The running gods are rebuking me for my cockiness earlier this week.
That’s what I was thinking last night, as I slogged up a long, gradual hill on Alaska Avenue NW during my first group run in who-knows-how-long.
I had intended for this easy 5-miler to be my first “long” run (it’s long for me, right now) ahead of the Marine Corps 10K in October, and was buoyed by the wonderfully ego-boosting runs I had over the weekend. Both were on the hilly, challenging 3.7-mile loop that goes from my house, down to Rock Creek Park, up Grubb Road, and finally up a long, ugly hill on East-West Highway. My perceived prowess on the hills made me get ahead of myself, imagining that it would be great to work up to long runs of 10-ish miles before the 10K, counting on the magic of overdistance to get me to the finish line.
Instead, I felt tired—marathon-tired, “why aren’t my legs working” tired—about two miles into last night’s route. I cut out early, and my Garmin confirmed what I already suspected: I had essentially run a slow 5K that just happened to feel like a long run.

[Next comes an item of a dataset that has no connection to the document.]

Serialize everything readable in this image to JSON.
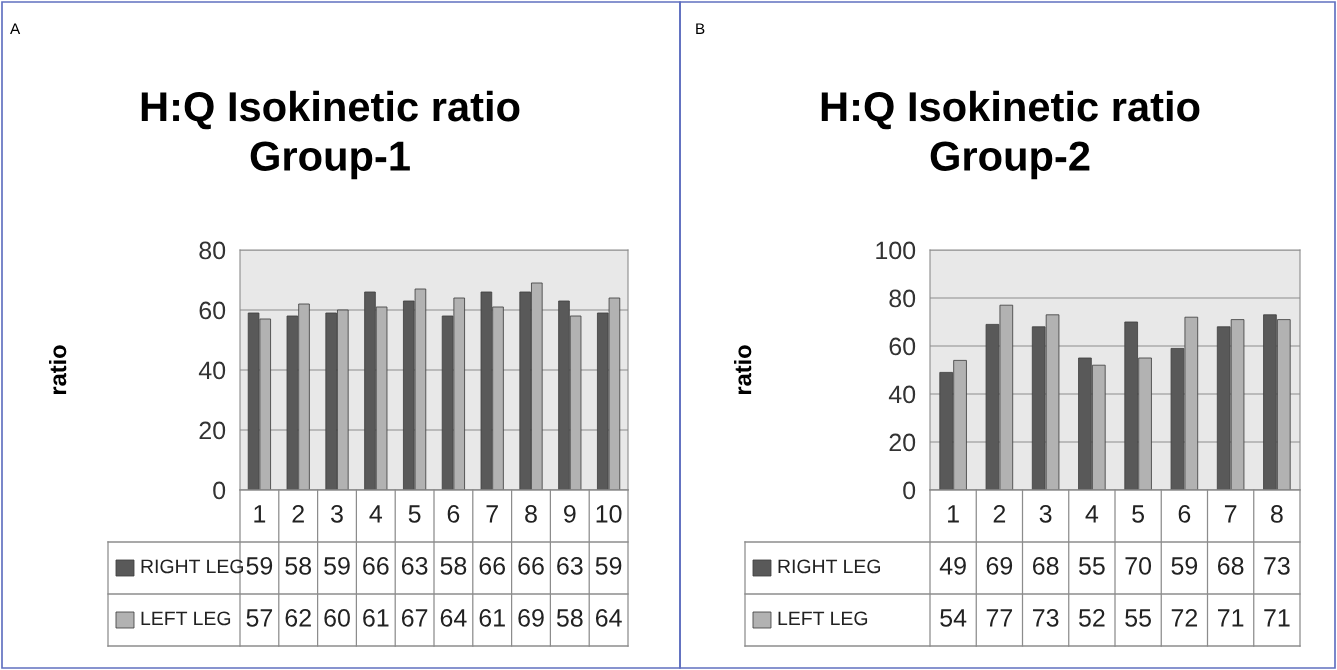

Maybe someday, I’ll learn to moderate my emotions and expectations, and will be able to simply accept the conditions on the ground on any given day, equally ready for a plodding slog and a breakthrough sprint. Maybe I’ll learn to be a bit more realistic, too, and won’t schedule a “long” run just a few hours after hot yoga, and just a day or two after hard hill workouts (chair pose+hills=nothing left in the quads). For now, I’m just writing off last night’s run as a life lesson—and looking forward to a better one next time.
Ugly runs happen to the best of us. What kind of positive self-talk (or other strategies) do you use to get through yours?